Oh, my goodness, January just bit the dust. That went by fast, didn’t it? This month I spent a lot of time contemplating how my focus word is going to play out. Just a reminder my focus words for 2022 is RECOVERY! I am out of remission, and it is affecting my lungs and other parts of my body. I have been put on permanent oxygen since I got out of the hospital at the end of November. That is a bit of the background information.

January, I had a quiet New Years eve and day. I slept, I watched a couple of Disney movies, I read, I filled in my new planner and set my intentions for January, and I just rested. I needed that. I set 6 intentions for January. They were:

  • Meditation 3 days a week
  • Bible Study daily
  • Drink 2 liters of water a day
  • Get a new blood sugar monitor.
  • Finish Sunrise and post book reviews for 3 books this month.
  • Sage/smudge my home

I am happy to report I did all but two of these things. Water consumption is a challenge for me right now and I have not started meditation/breathing exercises. I talked to my counselor about meditation/breathing exercises, and he is doing research on how to do this with a trach patient (me). Breathing exercises are a bit different with a trach tube. I got to find my mojo with it.

I finally got my first vaccine on Thursday, and I was pleasantly surprised. It did not feel any different than a flu shot, or the shingles shot, or the pneumonia shot. With the way everyone was complaining I thought it was going to be full of pain and discomfort. It was no different from my other symptoms from my illnesses. I am hoping the second shot will be the same. I’m crossing my fingers. It feels good to get the vaccine, so that I can start participating in public more without being overly cautious. I will always be cautious, but right now, I am not even going to the grocery store or anywhere but my apartment or outside to get my mail.
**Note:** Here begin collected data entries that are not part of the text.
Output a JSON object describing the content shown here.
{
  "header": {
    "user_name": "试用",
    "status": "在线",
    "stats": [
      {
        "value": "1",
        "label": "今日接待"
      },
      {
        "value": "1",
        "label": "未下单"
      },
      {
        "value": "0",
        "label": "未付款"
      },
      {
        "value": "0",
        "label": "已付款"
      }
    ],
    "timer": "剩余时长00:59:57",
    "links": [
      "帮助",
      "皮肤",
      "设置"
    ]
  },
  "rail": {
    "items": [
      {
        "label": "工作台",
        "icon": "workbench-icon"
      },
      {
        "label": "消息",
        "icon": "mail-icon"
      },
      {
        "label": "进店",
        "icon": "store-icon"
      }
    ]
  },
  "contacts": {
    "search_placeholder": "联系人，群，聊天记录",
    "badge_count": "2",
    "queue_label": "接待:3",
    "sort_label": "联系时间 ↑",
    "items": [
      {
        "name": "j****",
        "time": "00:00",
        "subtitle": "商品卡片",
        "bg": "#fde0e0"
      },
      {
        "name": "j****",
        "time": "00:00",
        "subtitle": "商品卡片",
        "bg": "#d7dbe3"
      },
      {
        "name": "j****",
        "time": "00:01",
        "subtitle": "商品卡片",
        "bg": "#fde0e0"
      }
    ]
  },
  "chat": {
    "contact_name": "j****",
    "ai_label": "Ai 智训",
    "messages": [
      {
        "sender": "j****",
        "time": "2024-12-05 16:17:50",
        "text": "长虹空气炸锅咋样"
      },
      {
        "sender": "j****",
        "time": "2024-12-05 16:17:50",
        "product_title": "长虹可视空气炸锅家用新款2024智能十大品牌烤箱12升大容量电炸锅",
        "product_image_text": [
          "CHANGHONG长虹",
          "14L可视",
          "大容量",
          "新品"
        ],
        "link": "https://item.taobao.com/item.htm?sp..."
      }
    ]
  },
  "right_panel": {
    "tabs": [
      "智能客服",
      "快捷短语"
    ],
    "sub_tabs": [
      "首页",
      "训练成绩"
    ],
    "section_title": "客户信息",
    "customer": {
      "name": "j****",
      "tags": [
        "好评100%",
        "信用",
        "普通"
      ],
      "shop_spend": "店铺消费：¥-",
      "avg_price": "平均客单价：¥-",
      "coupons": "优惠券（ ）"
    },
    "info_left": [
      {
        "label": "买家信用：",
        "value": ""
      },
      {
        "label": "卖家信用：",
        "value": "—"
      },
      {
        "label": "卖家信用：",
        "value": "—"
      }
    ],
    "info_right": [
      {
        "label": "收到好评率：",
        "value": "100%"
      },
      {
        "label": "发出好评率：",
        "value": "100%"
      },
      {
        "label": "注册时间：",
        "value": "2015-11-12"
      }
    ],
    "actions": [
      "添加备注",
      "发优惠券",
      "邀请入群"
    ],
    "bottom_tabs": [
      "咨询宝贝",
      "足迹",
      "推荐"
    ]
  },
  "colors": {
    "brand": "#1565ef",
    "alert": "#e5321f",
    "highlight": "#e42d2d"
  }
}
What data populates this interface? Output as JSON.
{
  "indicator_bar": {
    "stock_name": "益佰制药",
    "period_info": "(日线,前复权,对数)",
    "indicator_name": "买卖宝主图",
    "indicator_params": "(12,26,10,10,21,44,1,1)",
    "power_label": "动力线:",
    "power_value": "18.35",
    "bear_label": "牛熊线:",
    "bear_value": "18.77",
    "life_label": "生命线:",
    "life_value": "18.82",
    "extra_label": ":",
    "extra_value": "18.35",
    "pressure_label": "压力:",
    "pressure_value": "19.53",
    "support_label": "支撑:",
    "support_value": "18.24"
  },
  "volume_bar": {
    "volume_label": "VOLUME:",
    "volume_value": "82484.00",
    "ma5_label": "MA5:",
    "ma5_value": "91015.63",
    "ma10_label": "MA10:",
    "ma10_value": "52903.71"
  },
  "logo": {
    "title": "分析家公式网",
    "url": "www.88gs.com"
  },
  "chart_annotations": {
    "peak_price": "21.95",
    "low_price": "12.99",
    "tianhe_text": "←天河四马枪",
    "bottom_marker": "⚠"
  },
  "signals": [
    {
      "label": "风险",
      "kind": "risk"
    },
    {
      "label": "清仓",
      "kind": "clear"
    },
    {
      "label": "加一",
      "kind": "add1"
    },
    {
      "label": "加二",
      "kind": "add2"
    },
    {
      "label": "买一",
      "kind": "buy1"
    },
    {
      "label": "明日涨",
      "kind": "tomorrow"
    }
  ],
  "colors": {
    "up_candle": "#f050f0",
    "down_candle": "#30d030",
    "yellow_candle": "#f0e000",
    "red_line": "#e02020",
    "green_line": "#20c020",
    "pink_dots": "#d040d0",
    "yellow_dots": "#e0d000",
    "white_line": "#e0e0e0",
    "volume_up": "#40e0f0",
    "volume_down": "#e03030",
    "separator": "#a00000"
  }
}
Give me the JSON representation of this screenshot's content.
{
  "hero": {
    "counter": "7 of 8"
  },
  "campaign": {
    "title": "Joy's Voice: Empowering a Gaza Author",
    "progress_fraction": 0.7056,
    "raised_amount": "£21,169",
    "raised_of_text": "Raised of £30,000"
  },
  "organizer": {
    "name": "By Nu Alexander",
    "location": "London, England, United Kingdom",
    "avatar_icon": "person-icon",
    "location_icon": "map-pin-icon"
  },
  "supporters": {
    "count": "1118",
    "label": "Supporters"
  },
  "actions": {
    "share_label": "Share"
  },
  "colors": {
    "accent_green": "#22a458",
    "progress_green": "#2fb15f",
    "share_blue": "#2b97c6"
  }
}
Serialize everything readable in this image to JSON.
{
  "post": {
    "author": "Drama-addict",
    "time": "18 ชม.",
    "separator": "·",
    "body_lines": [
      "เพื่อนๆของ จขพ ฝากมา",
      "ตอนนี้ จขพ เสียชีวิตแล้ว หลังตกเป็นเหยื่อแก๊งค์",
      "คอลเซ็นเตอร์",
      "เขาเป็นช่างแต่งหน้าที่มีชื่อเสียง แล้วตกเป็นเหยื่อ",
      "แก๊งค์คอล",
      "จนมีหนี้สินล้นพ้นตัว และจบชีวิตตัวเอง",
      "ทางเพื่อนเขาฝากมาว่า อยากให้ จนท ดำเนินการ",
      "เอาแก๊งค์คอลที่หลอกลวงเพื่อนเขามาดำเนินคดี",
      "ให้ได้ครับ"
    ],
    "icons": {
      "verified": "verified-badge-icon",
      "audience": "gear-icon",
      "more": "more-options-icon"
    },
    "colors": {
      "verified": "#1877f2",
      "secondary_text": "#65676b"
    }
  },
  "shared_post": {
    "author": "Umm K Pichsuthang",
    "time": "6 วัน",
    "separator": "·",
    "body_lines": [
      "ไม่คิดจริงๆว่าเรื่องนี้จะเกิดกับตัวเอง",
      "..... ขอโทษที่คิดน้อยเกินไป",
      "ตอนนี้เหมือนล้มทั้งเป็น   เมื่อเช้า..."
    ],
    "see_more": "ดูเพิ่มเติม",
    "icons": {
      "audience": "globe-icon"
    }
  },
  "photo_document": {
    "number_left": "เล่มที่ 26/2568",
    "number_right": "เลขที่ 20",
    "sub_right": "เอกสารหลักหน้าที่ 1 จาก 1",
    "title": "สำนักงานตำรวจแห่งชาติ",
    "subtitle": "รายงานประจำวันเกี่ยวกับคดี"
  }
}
I sometimes feel pathetic with my chronic illnesses. I am not able to participate in life or talk on the phone to people or connect like healthy people do. It makes me sad. I feel alone a lot of the time. I am not sure how to approach this or accept that this is now apart of my life. It hurts when I get rejected or when someone is so scared of my health condition or so annoyed because I cannot do something because of my condition. I do not blame them for their annoyances or emotions surrounding my health. It just hurts that I am rejected. That is what it feels like to me. I have never talked about how I feel about it before, but right now, I am raw with the emotions of yet again being rejected. After crying, I realize that I cannot live in victimhood, and I will move forward with my goals. I do have several close friends and family who are their for me, so I am not alone.

February goals are simple. I am tired of all the clutter in my own and I will be working on deep cleaning and organizing and getting rid of things that I have no use of. That is the biggest goal. My other goals include:

Writing a few people in my life cards

Drink a cup of tea daily (I have not been doing this and I miss it.)

Make 3 doctor appointments.

Get my power chair and my freedom back 😊

Get my second vaccine shot.

Remember to keep breathing and being thankful! That is what I will be as I enter February with love and thankfulness. Be well!